Lawyers for the largest retail chain on the planet have agreed to settle a lawsuit that accused Walmart of discriminating against LGBTQ employees by denying health insurance benefits to their same-sex spouses.

Under the deal reported by The New York Times, Walmart will put $7.5 million into a fund to compensate those employees who were denied spousal benefits during the three years before Jan. 1, 2014, when the company changed its policy. More than 1,000 people may be eligible, The Times reported.

The settlement comes 9 months late for Dee Smithson, the wife of a Massachusetts woman who filed the class action lawsuit.

Diana "Dee" Smithson, left, and Jacqueline Cote Derek de Koff

Diana “Dee” Smithson, left, and Jacqueline Cote

Jacqueline Cote, sued in July 2015 in U.S. District Court in Boston, seeking damages for the couple and any other Walmart employees whose same-sex spouses were denied medical insurance.

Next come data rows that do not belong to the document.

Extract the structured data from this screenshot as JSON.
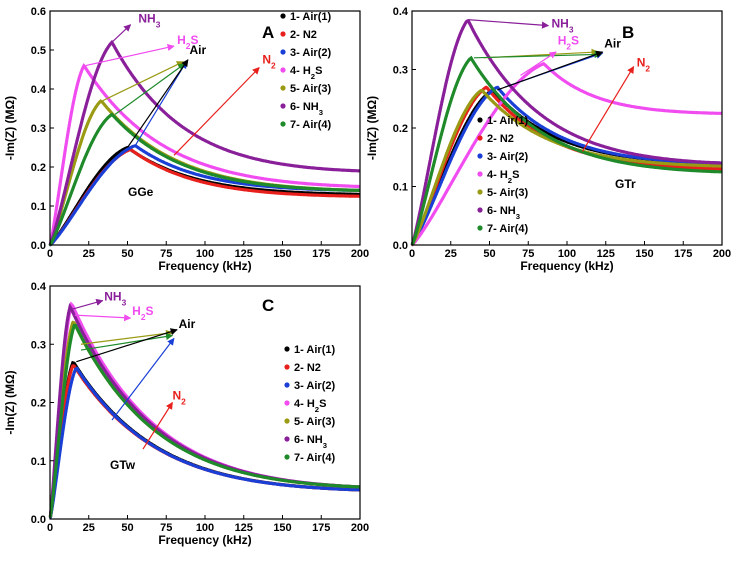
{
  "colors": {
    "air1": "#000000",
    "n2": "#e8201c",
    "air2": "#1a3fd6",
    "h2s": "#f04cf0",
    "air3": "#9a9a14",
    "nh3": "#8a1f9a",
    "air4": "#1f8a2a"
  },
  "chart_data": [
    {
      "panel": "A",
      "type": "scatter",
      "sensor_label": "GGe",
      "xlabel": "Frequency (kHz)",
      "ylabel": "-Im(Z) (MΩ)",
      "xlim": [
        0,
        200
      ],
      "ylim": [
        0,
        0.6
      ],
      "x_ticks": [
        0,
        25,
        50,
        75,
        100,
        125,
        150,
        175,
        200
      ],
      "x_tick_labels": [
        "0",
        "25",
        "50",
        "75",
        "100",
        "125",
        "150",
        "175",
        "200"
      ],
      "y_ticks": [
        0.0,
        0.1,
        0.2,
        0.3,
        0.4,
        0.5,
        0.6
      ],
      "y_tick_labels": [
        "0.0",
        "0.1",
        "0.2",
        "0.3",
        "0.4",
        "0.5",
        "0.6"
      ],
      "legend": [
        "1- Air(1)",
        "2- N2",
        "3- Air(2)",
        "4- H₂S",
        "5- Air(3)",
        "6- NH₃",
        "7- Air(4)"
      ],
      "series": [
        {
          "name": "1- Air(1)",
          "color_key": "air1",
          "peak_x": 50,
          "peak_y": 0.25,
          "end_y": 0.13
        },
        {
          "name": "2- N2",
          "color_key": "n2",
          "peak_x": 52,
          "peak_y": 0.245,
          "end_y": 0.125
        },
        {
          "name": "3- Air(2)",
          "color_key": "air2",
          "peak_x": 55,
          "peak_y": 0.255,
          "end_y": 0.14
        },
        {
          "name": "4- H₂S",
          "color_key": "h2s",
          "peak_x": 22,
          "peak_y": 0.46,
          "end_y": 0.15
        },
        {
          "name": "5- Air(3)",
          "color_key": "air3",
          "peak_x": 33,
          "peak_y": 0.37,
          "end_y": 0.14
        },
        {
          "name": "6- NH₃",
          "color_key": "nh3",
          "peak_x": 40,
          "peak_y": 0.52,
          "end_y": 0.19
        },
        {
          "name": "7- Air(4)",
          "color_key": "air4",
          "peak_x": 40,
          "peak_y": 0.335,
          "end_y": 0.14
        }
      ],
      "annotations": [
        {
          "text": "NH₃",
          "color_key": "nh3",
          "arrow_from": [
            40,
            0.52
          ],
          "arrow_to": [
            52,
            0.565
          ],
          "text_at": [
            57,
            0.57
          ]
        },
        {
          "text": "H₂S",
          "color_key": "h2s",
          "arrow_from": [
            23,
            0.46
          ],
          "arrow_to": [
            80,
            0.51
          ],
          "text_at": [
            82,
            0.515
          ]
        },
        {
          "text": "Air",
          "color_key": "air1",
          "arrow_from": [
            50,
            0.25
          ],
          "arrow_to": [
            89,
            0.475
          ],
          "text_at": [
            90,
            0.49
          ]
        },
        {
          "text": "N₂",
          "color_key": "n2",
          "arrow_from": [
            80,
            0.23
          ],
          "arrow_to": [
            135,
            0.455
          ],
          "text_at": [
            137,
            0.465
          ]
        }
      ],
      "extra_arrows": [
        {
          "color_key": "air2",
          "from": [
            55,
            0.255
          ],
          "to": [
            88,
            0.47
          ]
        },
        {
          "color_key": "air3",
          "from": [
            34,
            0.37
          ],
          "to": [
            86,
            0.47
          ]
        },
        {
          "color_key": "air4",
          "from": [
            42,
            0.335
          ],
          "to": [
            87,
            0.465
          ]
        }
      ]
    },
    {
      "panel": "B",
      "type": "scatter",
      "sensor_label": "GTr",
      "xlabel": "Frequency (kHz)",
      "ylabel": "-Im(Z) (MΩ)",
      "xlim": [
        0,
        200
      ],
      "ylim": [
        0,
        0.4
      ],
      "x_ticks": [
        0,
        25,
        50,
        75,
        100,
        125,
        150,
        175,
        200
      ],
      "x_tick_labels": [
        "0",
        "25",
        "50",
        "75",
        "100",
        "125",
        "150",
        "175",
        "200"
      ],
      "y_ticks": [
        0.0,
        0.1,
        0.2,
        0.3,
        0.4
      ],
      "y_tick_labels": [
        "0.0",
        "0.1",
        "0.2",
        "0.3",
        "0.4"
      ],
      "legend": [
        "1- Air(1)",
        "2- N2",
        "3- Air(2)",
        "4- H₂S",
        "5- Air(3)",
        "6- NH₃",
        "7- Air(4)"
      ],
      "series": [
        {
          "name": "1- Air(1)",
          "color_key": "air1",
          "peak_x": 52,
          "peak_y": 0.265,
          "end_y": 0.14
        },
        {
          "name": "2- N2",
          "color_key": "n2",
          "peak_x": 48,
          "peak_y": 0.27,
          "end_y": 0.13
        },
        {
          "name": "3- Air(2)",
          "color_key": "air2",
          "peak_x": 55,
          "peak_y": 0.27,
          "end_y": 0.14
        },
        {
          "name": "4- H₂S",
          "color_key": "h2s",
          "peak_x": 85,
          "peak_y": 0.31,
          "end_y": 0.225
        },
        {
          "name": "5- Air(3)",
          "color_key": "air3",
          "peak_x": 45,
          "peak_y": 0.265,
          "end_y": 0.135
        },
        {
          "name": "6- NH₃",
          "color_key": "nh3",
          "peak_x": 36,
          "peak_y": 0.385,
          "end_y": 0.14
        },
        {
          "name": "7- Air(4)",
          "color_key": "air4",
          "peak_x": 38,
          "peak_y": 0.32,
          "end_y": 0.125
        }
      ],
      "annotations": [
        {
          "text": "NH₃",
          "color_key": "nh3",
          "arrow_from": [
            37,
            0.385
          ],
          "arrow_to": [
            88,
            0.375
          ],
          "text_at": [
            90,
            0.372
          ]
        },
        {
          "text": "H₂S",
          "color_key": "h2s",
          "arrow_from": [
            70,
            0.29
          ],
          "arrow_to": [
            93,
            0.33
          ],
          "text_at": [
            94,
            0.343
          ]
        },
        {
          "text": "Air",
          "color_key": "air1",
          "arrow_from": [
            55,
            0.265
          ],
          "arrow_to": [
            123,
            0.33
          ],
          "text_at": [
            124,
            0.338
          ]
        },
        {
          "text": "N₂",
          "color_key": "n2",
          "arrow_from": [
            110,
            0.16
          ],
          "arrow_to": [
            143,
            0.305
          ],
          "text_at": [
            145,
            0.305
          ]
        }
      ],
      "extra_arrows": [
        {
          "color_key": "air2",
          "from": [
            60,
            0.27
          ],
          "to": [
            123,
            0.328
          ]
        },
        {
          "color_key": "air3",
          "from": [
            46,
            0.32
          ],
          "to": [
            120,
            0.33
          ]
        },
        {
          "color_key": "air4",
          "from": [
            40,
            0.32
          ],
          "to": [
            122,
            0.326
          ]
        }
      ]
    },
    {
      "panel": "C",
      "type": "scatter",
      "sensor_label": "GTw",
      "xlabel": "Frequency (kHz)",
      "ylabel": "-Im(Z) (MΩ)",
      "xlim": [
        0,
        200
      ],
      "ylim": [
        0,
        0.4
      ],
      "x_ticks": [
        0,
        25,
        50,
        75,
        100,
        125,
        150,
        175,
        200
      ],
      "x_tick_labels": [
        "0",
        "25",
        "50",
        "75",
        "100",
        "125",
        "150",
        "175",
        "200"
      ],
      "y_ticks": [
        0.0,
        0.1,
        0.2,
        0.3,
        0.4
      ],
      "y_tick_labels": [
        "0.0",
        "0.1",
        "0.2",
        "0.3",
        "0.4"
      ],
      "legend": [
        "1- Air(1)",
        "2- N2",
        "3- Air(2)",
        "4- H₂S",
        "5- Air(3)",
        "6- NH₃",
        "7- Air(4)"
      ],
      "series": [
        {
          "name": "1- Air(1)",
          "color_key": "air1",
          "peak_x": 15,
          "peak_y": 0.27,
          "end_y": 0.05
        },
        {
          "name": "2- N2",
          "color_key": "n2",
          "peak_x": 15,
          "peak_y": 0.265,
          "end_y": 0.05
        },
        {
          "name": "3- Air(2)",
          "color_key": "air2",
          "peak_x": 17,
          "peak_y": 0.26,
          "end_y": 0.05
        },
        {
          "name": "4- H₂S",
          "color_key": "h2s",
          "peak_x": 14,
          "peak_y": 0.37,
          "end_y": 0.055
        },
        {
          "name": "5- Air(3)",
          "color_key": "air3",
          "peak_x": 15,
          "peak_y": 0.34,
          "end_y": 0.055
        },
        {
          "name": "6- NH₃",
          "color_key": "nh3",
          "peak_x": 13,
          "peak_y": 0.365,
          "end_y": 0.055
        },
        {
          "name": "7- Air(4)",
          "color_key": "air4",
          "peak_x": 16,
          "peak_y": 0.335,
          "end_y": 0.055
        }
      ],
      "annotations": [
        {
          "text": "NH₃",
          "color_key": "nh3",
          "arrow_from": [
            14,
            0.36
          ],
          "arrow_to": [
            34,
            0.375
          ],
          "text_at": [
            35,
            0.375
          ]
        },
        {
          "text": "H₂S",
          "color_key": "h2s",
          "arrow_from": [
            16,
            0.35
          ],
          "arrow_to": [
            52,
            0.345
          ],
          "text_at": [
            53,
            0.35
          ]
        },
        {
          "text": "Air",
          "color_key": "air1",
          "arrow_from": [
            17,
            0.27
          ],
          "arrow_to": [
            82,
            0.325
          ],
          "text_at": [
            83,
            0.328
          ]
        },
        {
          "text": "N₂",
          "color_key": "n2",
          "arrow_from": [
            60,
            0.12
          ],
          "arrow_to": [
            79,
            0.2
          ],
          "text_at": [
            79,
            0.205
          ]
        }
      ],
      "extra_arrows": [
        {
          "color_key": "air2",
          "from": [
            40,
            0.17
          ],
          "to": [
            80,
            0.31
          ]
        },
        {
          "color_key": "air3",
          "from": [
            20,
            0.3
          ],
          "to": [
            79,
            0.32
          ]
        },
        {
          "color_key": "air4",
          "from": [
            20,
            0.29
          ],
          "to": [
            79,
            0.315
          ]
        }
      ]
    }
  ]
}
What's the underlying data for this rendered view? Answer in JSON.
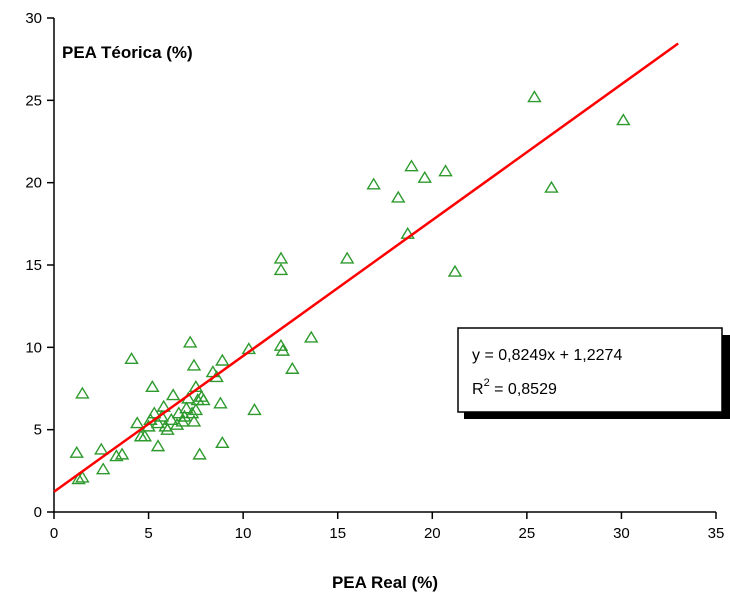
{
  "chart_data": {
    "type": "scatter",
    "title": "",
    "ylabel": "PEA Téorica (%)",
    "xlabel": "PEA Real (%)",
    "xlim": [
      0,
      35
    ],
    "ylim": [
      0,
      30
    ],
    "xticks": [
      0,
      5,
      10,
      15,
      20,
      25,
      30,
      35
    ],
    "yticks": [
      0,
      5,
      10,
      15,
      20,
      25,
      30
    ],
    "grid": false,
    "marker_color": "#2e9a2e",
    "line_color": "#ff0000",
    "series": [
      {
        "marker": "triangle",
        "points": [
          [
            1.2,
            3.6
          ],
          [
            1.3,
            2.0
          ],
          [
            1.5,
            7.2
          ],
          [
            1.5,
            2.1
          ],
          [
            2.5,
            3.8
          ],
          [
            2.6,
            2.6
          ],
          [
            3.3,
            3.4
          ],
          [
            3.6,
            3.5
          ],
          [
            4.1,
            9.3
          ],
          [
            4.4,
            5.4
          ],
          [
            4.6,
            4.6
          ],
          [
            4.8,
            4.6
          ],
          [
            5.0,
            5.2
          ],
          [
            5.1,
            5.6
          ],
          [
            5.2,
            7.6
          ],
          [
            5.3,
            6.0
          ],
          [
            5.5,
            4.0
          ],
          [
            5.5,
            5.4
          ],
          [
            5.7,
            5.8
          ],
          [
            5.8,
            6.4
          ],
          [
            5.9,
            5.2
          ],
          [
            6.0,
            5.0
          ],
          [
            6.2,
            5.6
          ],
          [
            6.3,
            7.1
          ],
          [
            6.5,
            5.3
          ],
          [
            6.6,
            6.0
          ],
          [
            6.8,
            5.5
          ],
          [
            6.9,
            5.8
          ],
          [
            7.0,
            6.3
          ],
          [
            7.1,
            6.9
          ],
          [
            7.2,
            10.3
          ],
          [
            7.3,
            6.0
          ],
          [
            7.4,
            5.5
          ],
          [
            7.4,
            8.9
          ],
          [
            7.5,
            6.2
          ],
          [
            7.5,
            7.6
          ],
          [
            7.6,
            6.8
          ],
          [
            7.7,
            3.5
          ],
          [
            7.8,
            7.0
          ],
          [
            7.9,
            6.8
          ],
          [
            8.4,
            8.5
          ],
          [
            8.6,
            8.2
          ],
          [
            8.8,
            6.6
          ],
          [
            8.9,
            4.2
          ],
          [
            8.9,
            9.2
          ],
          [
            10.3,
            9.9
          ],
          [
            10.6,
            6.2
          ],
          [
            12.0,
            15.4
          ],
          [
            12.0,
            14.7
          ],
          [
            12.0,
            10.1
          ],
          [
            12.1,
            9.8
          ],
          [
            12.6,
            8.7
          ],
          [
            13.6,
            10.6
          ],
          [
            15.5,
            15.4
          ],
          [
            16.9,
            19.9
          ],
          [
            18.2,
            19.1
          ],
          [
            18.7,
            16.9
          ],
          [
            18.9,
            21.0
          ],
          [
            19.6,
            20.3
          ],
          [
            20.7,
            20.7
          ],
          [
            21.2,
            14.6
          ],
          [
            25.4,
            25.2
          ],
          [
            26.3,
            19.7
          ],
          [
            30.1,
            23.8
          ]
        ]
      }
    ],
    "fit": {
      "slope": 0.8249,
      "intercept": 1.2274,
      "x_range": [
        0,
        33
      ],
      "equation": "y = 0,8249x + 1,2274",
      "r2_prefix": "R",
      "r2_sup": "2",
      "r2_value": " = 0,8529"
    }
  }
}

Cote said Wal-Mart repeatedly denied insurance for Smithson before 2014, when it started offering benefits for same-sex spouses.

The couple married in 2004. They incurred at least $150,000 in medical costs after Smithson was diagnosed with cancer in 2012.

“We’re happy both sides could come together to reach a resolution,” Sally Welborn, a Walmart senior vice president, told the newspaper in a statement. “We will continue to not distinguish between same- and opposite-sex spouses when it comes to the benefits we offer under our health insurance plan.”

A joint statement issued by Pride at Work, the United Food and Commercial Worker’s Union’s UFCW OUTReach group and the organizers of the Making Change at Walmart national campaign hailed the settlement but called for vigilance given Walmart’s record of addressing the concerns of its LGBTQ employees.

“Actions speak louder than words, and until now, Walmart’s actions regarding LGBTQ workers’ and their spouses’ health benefits were discriminatory and hurtful. We are pleased to hear that Walmart has admitted wrongdoing in Cote et al. v. Walmart Stores, Inc., and that they have agreed to abide by anti-discrimination policies, and to make those who have been discriminated against whole. It is our hope that Walmart accepts how wrong they were so that not one more Walmart worker will have to experience such injustice and bigotry.

“We congratulate Jacqueline for her bravery, and we hope she inspires other Walmart workers to come forward and speak up about intolerance. In addition, we hope that Walmart realizes that this is just a start, and that too many of its hard-working Walmart men and women face poverty-level wages, poor benefits and unfair workplaces. Now, more than ever, it is time for Walmart to wake up and change.”

The paper’s report indicated that a settlement of this kind could be a bellwether for other legal claims by the LGBTQ community, in equating discrimination based on sexual orientation with the classic definition of sex discrimination. The message it sends to corporate America in a time of potentially endangered rights for LGBTQ Americans could have significant ramifications going forward.

The settlement is pending the approval of a judge which The Times reported might take several weeks.